Chinese nationals running grey businesses in Thailand
The Immigration bureau’s regulations are already comprehensive, but all other organizations involved in foreigners’ visa extensions must work closely together,” said Pol Lt Gen Pakpoompipat.
He stated that Immigration Division 5 requested that local schools submit quarterly reports on the educational outcomes of foreign students with student visas. In the absence of such reports, their visas would be revoked, and the foreigners would be required to leave the country, he said.
Similarly, foundations with foreign staff must report on a regular basis on the activities of those foreigners.
“We did this before the issue became public,” Pol Lt Gen Pakpoompipat explained.
Mr Chuwit claims that a Chinese law firm was established in Thailand to assist Chinese nationals who arrived on 30-day tourist visas, and that a Khon Kaen-based foundation was also involved in the visa-extension racket.
The former politician and massage parlour tycoon who exposed “grey businesses” run by Chinese triads in Thailand, is entitled to a reward of 5% of the assets confiscated from the gangsters, according to Justice Minister Somsak Thepsuthin on Thursday.
The minister praised Mr Chuwit for his bravery in providing information to the ministry about the alleged financial activities of major drug networks.

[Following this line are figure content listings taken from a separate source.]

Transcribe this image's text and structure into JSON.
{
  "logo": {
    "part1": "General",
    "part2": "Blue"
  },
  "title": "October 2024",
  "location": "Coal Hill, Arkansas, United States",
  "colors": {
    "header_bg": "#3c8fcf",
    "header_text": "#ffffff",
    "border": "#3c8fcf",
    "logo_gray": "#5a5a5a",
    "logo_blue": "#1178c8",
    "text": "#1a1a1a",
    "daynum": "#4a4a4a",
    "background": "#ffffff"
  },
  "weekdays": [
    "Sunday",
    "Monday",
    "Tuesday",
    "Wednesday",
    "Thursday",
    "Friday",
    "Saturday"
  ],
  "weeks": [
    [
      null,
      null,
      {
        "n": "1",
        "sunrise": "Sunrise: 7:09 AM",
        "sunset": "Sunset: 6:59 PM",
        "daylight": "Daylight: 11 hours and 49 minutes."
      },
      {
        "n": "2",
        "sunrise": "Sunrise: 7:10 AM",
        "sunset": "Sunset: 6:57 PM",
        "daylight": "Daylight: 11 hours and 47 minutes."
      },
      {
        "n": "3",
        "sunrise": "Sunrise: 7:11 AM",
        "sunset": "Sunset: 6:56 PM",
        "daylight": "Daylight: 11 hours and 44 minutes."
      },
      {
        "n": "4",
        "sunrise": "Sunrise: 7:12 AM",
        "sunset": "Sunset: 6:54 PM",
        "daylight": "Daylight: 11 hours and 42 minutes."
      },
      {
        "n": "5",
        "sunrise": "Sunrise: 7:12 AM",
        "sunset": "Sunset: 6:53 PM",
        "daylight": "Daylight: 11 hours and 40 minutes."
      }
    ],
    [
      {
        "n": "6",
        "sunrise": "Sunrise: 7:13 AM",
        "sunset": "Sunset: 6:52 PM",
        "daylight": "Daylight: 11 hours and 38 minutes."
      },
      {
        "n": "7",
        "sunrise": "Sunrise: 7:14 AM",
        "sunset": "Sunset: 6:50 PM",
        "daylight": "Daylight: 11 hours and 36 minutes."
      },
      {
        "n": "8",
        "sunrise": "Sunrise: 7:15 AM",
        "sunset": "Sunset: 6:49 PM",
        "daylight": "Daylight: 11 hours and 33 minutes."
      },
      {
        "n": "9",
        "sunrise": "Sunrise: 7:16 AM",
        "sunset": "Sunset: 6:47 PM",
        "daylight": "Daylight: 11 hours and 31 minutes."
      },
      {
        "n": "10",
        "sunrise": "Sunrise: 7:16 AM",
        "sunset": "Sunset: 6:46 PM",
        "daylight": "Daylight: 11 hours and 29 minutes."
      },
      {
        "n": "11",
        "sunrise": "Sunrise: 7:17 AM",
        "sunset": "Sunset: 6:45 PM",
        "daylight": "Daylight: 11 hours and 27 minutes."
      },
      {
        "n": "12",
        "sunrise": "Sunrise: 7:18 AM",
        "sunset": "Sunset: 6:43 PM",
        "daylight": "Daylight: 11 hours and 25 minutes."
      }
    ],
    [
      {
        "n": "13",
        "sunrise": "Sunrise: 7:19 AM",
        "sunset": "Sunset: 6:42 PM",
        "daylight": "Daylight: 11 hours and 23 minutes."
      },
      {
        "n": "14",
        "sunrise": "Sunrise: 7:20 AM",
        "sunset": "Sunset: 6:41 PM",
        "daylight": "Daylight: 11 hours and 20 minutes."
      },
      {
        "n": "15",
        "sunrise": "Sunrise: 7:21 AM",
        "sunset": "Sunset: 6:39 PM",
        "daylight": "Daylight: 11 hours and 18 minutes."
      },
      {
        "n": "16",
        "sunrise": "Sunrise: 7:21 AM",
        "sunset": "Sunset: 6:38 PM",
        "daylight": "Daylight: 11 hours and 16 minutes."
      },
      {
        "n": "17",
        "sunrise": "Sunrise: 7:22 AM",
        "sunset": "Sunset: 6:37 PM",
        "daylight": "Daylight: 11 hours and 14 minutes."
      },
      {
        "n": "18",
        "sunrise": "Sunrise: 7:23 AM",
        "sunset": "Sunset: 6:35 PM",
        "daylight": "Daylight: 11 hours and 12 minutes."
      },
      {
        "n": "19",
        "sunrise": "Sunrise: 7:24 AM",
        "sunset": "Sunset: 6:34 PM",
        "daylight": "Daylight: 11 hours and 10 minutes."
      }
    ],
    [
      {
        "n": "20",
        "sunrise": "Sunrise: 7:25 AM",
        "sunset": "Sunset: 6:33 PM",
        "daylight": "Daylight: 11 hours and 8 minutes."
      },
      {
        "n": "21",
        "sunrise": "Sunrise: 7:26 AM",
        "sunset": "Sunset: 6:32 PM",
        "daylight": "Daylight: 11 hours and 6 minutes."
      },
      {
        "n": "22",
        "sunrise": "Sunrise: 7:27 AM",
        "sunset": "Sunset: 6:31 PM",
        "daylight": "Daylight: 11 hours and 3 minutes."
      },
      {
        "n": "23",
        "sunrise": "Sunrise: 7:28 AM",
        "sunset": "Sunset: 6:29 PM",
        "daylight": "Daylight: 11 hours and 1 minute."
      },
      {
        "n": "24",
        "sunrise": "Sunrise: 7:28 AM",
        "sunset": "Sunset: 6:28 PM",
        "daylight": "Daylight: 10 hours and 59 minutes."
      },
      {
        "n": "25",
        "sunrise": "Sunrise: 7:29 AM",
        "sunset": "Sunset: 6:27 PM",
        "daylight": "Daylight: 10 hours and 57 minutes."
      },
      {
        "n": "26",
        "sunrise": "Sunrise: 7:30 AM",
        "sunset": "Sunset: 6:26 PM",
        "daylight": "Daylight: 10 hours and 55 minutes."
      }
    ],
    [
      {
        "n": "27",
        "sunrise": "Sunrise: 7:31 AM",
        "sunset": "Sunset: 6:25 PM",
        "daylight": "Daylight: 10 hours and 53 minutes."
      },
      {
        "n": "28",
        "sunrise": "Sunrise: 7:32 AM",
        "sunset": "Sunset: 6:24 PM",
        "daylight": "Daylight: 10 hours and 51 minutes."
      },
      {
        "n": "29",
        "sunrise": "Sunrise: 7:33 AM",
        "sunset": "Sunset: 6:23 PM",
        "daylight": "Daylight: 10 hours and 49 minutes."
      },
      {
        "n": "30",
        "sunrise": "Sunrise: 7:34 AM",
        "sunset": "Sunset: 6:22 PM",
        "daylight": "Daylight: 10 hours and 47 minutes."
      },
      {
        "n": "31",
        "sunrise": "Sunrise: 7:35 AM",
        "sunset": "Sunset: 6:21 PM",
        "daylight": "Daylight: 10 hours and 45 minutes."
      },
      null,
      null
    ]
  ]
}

Mr Somsak described him as a good citizen who would be rewarded with 5% of the assets seized from Chinese nationals operating illegal businesses.
For example, if the seized assets were worth approximately 2 billion baht, Mr Chuwit would receive a cash reward of approximately 100 million baht, according to the minister.
According to Mr Somsak, authorities have confiscated assets worth 6,879 million baht from those involved in the illegal drug trade over the last two months.
Chuwit says give money to hospitals
The minister was speaking at a meeting with representatives from 11 state agencies to discuss collaboration and understanding in the seizure of assets from drug traffickers.
Mr. Chuwit, according to the KomChadLuek media outlet, stated that he did not want the reward. Instead, he would direct that the funds be directed to hospitals.
Mr. Chuwit went to the Justice Ministry last month and submitted documents and other information about alleged Chinese triad financial activities in Thailand.
He had previously claimed that after police raided a pub frequented primarily by Chinese nationals in Bangkok’s Yannawa district in late October, a triad boss known as “Mr Tuhao” fled the country on a private jet with the assistance of some state officials.
Small amounts of illegal drugs were discovered on the premises, and a large number of customers tested positive for drug use.
The outspoken former politician had requested that the ministry’s Department of Special Investigation (DSI) investigate the matter and seize the triads’ illegal assets.
Tuhao, Chaiyanat Kornchayanant, later turned himself in to police on November 23 after the Bangkok South Criminal Court issued an arrest warrant for his alleged involvement in the drug trade. He denied all of the charges, but the court denied him bail because he was a flight risk.
Following that, police raided numerous locations throughout Greater Bangkok, including a luxury housing project in Samut Prakan, where the majority of units were discovered to have been purchased through Thai nominees with suspected ties to Mr. Chaiyanat.
Mr Chuwit also handed over documents detailing Mr. Chaiyanat’s and other Chinese nationals’ financial activities to Deputy National Police Chief Pol Gen Surachate Hakparn.
He claimed on Wednesday that three former Immigration Bureau division commanders took bribes in exchange for approving applications for non-immigrant visas for at least 3,325 Chinese nationals who entered Thailand as tourists and stayed.
Mr. Chuwit stated that the fees ranged from 100,000 to 300,000 baht per visa.